Thank you for the clarification! I believe my case aligns with the first one. The true x ’s are from the underlying population dynamics, and xobs ’s are measured from the true x ’s. So I added a prior on the true x ’s, and the model is:

data{
  int nobs;
  real xobs[nobs];
  real y[nobs];
  //real sigmax;
}

parameters {
  real<upper=0> alpha;
  real<lower=0> beta;
  real<lower=5,upper=8> mu_x;
  real<lower=0> sigma_x;
  real<lower=0> sigmax;
  real<lower=0> sigmay;
  real x[nobs];
}

model {
  // priors
  alpha ~ normal(0, 10);
  beta ~ normal(0, 10);
  sigma_x ~ cauchy(0, 10);
  sigmax ~ normal(sqrt(log(0.5^2+1)), 0.01);
  sigmay ~ cauchy(0, 10);
 
  // model structure  
  for (i in 1:nobs){
    x[i] ~ normal(mu_x, sigma_x);
    xobs[i] ~ normal(x[i], sigmax);
    y[i] ~ normal(alpha + beta*x[i], sigmay);
  }
}

Data are generated through

alpha = -10
beta = 2
nobs = 40
x <- runif(nobs, 5, 8)

# observed data with measurement errors
sigmax <- sqrt(log(0.5^2+1))  # measurement error
xobs <- x + rnorm(nobs, 0, sigmax)
sigmay <- sqrt(log(0.5^2+1))   # observation error on y
y <- alpha + beta*x + rnorm(nobs, 0, sigmay) 

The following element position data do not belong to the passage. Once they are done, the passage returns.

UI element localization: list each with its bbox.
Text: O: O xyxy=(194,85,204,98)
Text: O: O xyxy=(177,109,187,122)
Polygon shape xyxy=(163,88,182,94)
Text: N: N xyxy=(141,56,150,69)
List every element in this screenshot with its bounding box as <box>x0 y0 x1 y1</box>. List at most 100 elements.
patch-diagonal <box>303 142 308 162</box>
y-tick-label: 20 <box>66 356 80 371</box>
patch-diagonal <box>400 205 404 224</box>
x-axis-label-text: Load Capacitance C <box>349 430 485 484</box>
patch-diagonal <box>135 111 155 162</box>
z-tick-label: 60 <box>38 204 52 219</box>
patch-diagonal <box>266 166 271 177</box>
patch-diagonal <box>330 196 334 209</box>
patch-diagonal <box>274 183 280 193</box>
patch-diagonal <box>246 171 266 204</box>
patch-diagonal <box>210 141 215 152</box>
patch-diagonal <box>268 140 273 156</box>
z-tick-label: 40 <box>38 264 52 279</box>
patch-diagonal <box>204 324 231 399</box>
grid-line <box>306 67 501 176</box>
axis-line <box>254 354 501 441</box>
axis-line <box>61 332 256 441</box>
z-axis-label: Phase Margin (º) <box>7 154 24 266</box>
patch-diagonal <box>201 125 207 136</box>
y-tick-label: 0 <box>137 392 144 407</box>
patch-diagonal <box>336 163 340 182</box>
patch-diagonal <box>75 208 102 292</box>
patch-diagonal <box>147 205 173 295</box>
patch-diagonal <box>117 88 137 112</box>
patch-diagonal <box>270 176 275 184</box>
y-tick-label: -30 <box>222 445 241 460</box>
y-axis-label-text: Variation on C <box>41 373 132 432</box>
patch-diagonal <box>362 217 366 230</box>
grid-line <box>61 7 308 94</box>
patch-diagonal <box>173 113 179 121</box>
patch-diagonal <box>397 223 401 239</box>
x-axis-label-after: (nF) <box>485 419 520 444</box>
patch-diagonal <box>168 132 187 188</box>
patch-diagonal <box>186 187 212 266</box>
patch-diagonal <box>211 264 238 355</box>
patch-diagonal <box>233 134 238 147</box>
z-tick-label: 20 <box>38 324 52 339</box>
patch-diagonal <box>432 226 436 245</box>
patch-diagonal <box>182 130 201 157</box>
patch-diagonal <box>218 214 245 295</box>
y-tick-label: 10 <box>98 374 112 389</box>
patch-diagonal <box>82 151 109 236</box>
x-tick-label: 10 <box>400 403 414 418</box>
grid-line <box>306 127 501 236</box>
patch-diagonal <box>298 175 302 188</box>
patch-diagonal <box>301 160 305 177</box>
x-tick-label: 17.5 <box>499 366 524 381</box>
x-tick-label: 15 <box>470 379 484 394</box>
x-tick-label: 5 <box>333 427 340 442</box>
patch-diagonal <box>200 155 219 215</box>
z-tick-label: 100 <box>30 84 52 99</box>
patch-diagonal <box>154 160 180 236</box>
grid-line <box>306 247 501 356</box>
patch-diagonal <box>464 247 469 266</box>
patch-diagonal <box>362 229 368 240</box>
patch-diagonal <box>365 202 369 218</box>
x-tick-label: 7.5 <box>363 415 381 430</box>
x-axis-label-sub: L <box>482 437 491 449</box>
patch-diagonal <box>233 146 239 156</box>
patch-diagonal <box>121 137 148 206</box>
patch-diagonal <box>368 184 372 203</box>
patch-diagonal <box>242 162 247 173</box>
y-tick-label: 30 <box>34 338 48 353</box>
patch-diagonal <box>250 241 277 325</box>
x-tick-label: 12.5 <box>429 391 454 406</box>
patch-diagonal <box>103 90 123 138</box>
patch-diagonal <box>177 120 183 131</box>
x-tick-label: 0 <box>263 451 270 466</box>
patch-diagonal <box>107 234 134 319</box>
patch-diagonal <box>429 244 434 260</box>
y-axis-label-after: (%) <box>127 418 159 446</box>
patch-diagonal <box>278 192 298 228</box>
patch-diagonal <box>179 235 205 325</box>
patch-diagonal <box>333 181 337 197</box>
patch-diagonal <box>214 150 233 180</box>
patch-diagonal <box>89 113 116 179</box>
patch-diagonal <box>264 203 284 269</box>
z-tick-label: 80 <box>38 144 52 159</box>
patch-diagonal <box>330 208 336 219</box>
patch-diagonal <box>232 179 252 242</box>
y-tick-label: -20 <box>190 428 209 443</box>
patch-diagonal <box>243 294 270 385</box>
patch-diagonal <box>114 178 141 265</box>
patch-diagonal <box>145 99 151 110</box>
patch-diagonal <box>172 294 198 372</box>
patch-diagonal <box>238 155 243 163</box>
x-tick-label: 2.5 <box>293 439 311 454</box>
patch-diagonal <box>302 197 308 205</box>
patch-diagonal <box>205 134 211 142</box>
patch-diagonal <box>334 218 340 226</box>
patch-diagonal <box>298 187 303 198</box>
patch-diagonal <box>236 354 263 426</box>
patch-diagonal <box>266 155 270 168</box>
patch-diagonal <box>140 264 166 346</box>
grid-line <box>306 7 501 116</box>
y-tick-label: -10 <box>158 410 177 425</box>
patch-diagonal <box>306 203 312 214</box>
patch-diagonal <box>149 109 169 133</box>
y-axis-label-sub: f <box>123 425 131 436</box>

While the model provided an accurate estimate for β, I received warnings:

Warning messages:
1: There were 31 divergent transitions after warmup. See
https://mc-stan.org/misc/warnings.html#divergent-transitions-after-warmup
to find out why this is a problem and how to eliminate them. 
2: There were 1 chains where the estimated Bayesian Fraction of Missing Information was low. See
https://mc-stan.org/misc/warnings.html#bfmi-low 
3: Examine the pairs() plot to diagnose sampling problems

Here is the pair plot:

I received the same warnings even when I treated sigmax as data. I set adapt_delta=0.99999, stepsize=0.001, max_treedepth=25. I’m not sure how to resolve these issues.